You have to endure playing simple, nerdy songs like Hot Crossed Buns or Ode To Joy when what you really want to play is the latest song from The Plain White Tees. If you have an ear for music and those songs in your head don’t yet match your ability, it can be all the more frustrating.
But everyone needs to start somewhere. You can’t just pick up a guitar and instantly become Bonnie Raitt or Jimmy Paige, and we all know that playing the Guitar Hero is not the real thing.
What if…. what if, after hearing the opening chords of “Blackbird” by the Beatles, or “What It’s Like” by Everlast, I could just pick up a six-string, start strumming and sound just like that?
So, if I could instantly download a skill into my brain and body ala Matrix style, it would be the ability to play a mean guitar. No, not even a mean guitar. I’d be happy with knowing enough chords to be considered entertaining around a campfire.
I know the guitar is difficult. It takes more than having a garage and knowing a few chords for most to be really good at it. But playing guitar seems to be the most approachable, liberating instrument there is.
The guitar is my son Nathan’s third instrument. Back in the second grade, Nathan was gently fired by his piano teacher after less than two years of lessons. It’s not that he didn’t have an ear for music. He could plunk out a Rachmaninoff tune or the theme to Harry Potter with all its sharps and flats on one finger, but no one was going to tell him about correct hand positioning or posture at the keyboard, or what a C Major scale should sound like.
As she left our house the for last time, this demure woman in a stiff skirt and buttoned up blouse reassured me: “Don’t worry. He has the music inside him. He has to find the instrument he loves. And let him get a little older.”
Or, maybe it was the right teacher that hooks you to an instrument. Nathan is now on the threshold of his teen years. After four months of guitar lessons, Nathan is a little more receptive to taking direction from a guitar teacher than a piano teacher. But he still wants to play the guitar like Johnny Ramone. Now.

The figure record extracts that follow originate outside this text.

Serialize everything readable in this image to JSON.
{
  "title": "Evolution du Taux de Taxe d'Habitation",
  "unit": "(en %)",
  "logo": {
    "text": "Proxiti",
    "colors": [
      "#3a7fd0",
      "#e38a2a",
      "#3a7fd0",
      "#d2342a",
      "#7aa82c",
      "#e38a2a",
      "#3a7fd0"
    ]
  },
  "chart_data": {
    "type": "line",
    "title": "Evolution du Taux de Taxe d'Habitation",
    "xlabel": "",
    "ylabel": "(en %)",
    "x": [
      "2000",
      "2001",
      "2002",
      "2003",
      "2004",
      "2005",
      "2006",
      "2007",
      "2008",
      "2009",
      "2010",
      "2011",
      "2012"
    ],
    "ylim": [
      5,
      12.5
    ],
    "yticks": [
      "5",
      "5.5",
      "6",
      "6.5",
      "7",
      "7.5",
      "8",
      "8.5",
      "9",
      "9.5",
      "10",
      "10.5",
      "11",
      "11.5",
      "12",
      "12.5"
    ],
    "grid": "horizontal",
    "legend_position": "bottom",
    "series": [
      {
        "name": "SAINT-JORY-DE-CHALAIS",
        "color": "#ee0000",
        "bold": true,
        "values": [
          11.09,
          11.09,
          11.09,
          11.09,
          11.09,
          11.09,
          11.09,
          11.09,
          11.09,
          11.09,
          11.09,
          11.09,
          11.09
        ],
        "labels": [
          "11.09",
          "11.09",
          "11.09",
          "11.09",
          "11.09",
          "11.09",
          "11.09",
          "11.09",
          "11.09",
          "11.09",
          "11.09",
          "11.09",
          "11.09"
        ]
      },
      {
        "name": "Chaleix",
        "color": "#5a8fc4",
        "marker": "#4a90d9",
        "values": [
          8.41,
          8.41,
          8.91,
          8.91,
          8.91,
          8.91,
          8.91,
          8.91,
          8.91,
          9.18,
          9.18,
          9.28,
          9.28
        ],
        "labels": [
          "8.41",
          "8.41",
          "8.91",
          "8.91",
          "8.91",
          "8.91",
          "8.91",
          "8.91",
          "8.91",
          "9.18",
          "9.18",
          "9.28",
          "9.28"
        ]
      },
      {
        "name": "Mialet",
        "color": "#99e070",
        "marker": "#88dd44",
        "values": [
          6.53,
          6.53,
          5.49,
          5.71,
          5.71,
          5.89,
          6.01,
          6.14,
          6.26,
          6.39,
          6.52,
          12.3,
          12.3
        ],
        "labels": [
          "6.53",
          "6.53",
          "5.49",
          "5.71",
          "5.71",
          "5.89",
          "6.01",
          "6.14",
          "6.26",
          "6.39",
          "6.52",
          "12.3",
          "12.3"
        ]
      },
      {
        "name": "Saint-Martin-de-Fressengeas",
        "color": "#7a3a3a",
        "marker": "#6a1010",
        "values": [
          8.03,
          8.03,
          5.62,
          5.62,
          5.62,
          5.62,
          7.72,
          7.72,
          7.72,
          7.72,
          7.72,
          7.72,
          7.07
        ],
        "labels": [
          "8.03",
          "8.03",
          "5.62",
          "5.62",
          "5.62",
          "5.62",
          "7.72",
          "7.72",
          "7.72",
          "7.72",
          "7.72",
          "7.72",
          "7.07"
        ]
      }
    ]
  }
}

One day, Nathan comes into the kitchen.
“Mom, what does this sound like?”
Nathan breaks into a simple guitar riff, than bangs on his guitar quickly two times. As he plays, his brown eyes lock on me, eyebrows raised, mouth hanging open. An expression that reads, is this cool, or what?
“Of course I know what that is. It’s Blister in the Sun by the Violent Femmes!”
A little smile. “Yeah!”
Each week, we get treated to a mini jam session that is Nathan’s guitar lessons. Guitar teachers are a completely different animal than piano teachers.
Tuesday nights go like this: as Nathan wolfs down some dinner straight after two hours of religious school instruction, the doorbell rings. It’s Nathan’s guitar teacher. Nathan’s teacher can’t be more than 26. He works all day with at-risk youth. He has spiked short hair and a pierced tongue and one of those black plug earrings. Nathan’s guitar teacher is definitely not a piano teacher.
My husband has a very healthy, heterosexual admiration of this young man. Also a guitar-playing wannabe, he is in complete rock-star admiration as he listens to him warm up. Now, that’s what years of playing the guitar can sound like. Once a week, for 30 minutes, we have in our midst, a real guitarist who is in a real rock band.
Nathan has a long way to the top if he wants to rock and roll. But he is getting there. He can play the basic chords to Hotel California and I can slowly sing each bar, as he searches for the next chord, as I make dinner. And, he knows – of course – a standard blues riff. And Louie Louie. And Tequila!
I still have to nudge him to practice what his teacher actually wants him to practice, which is Amazing Grace. And I have to wonder: Did Jimi Hendrix’s mother have to nudge him to practice? Or Eddie van Halen’s mom? Or .. did Eric Clapton’s mom bug him about cutting his nails before playing?
Probably not. But they probably didn’t want to play the guitar as badly as I do.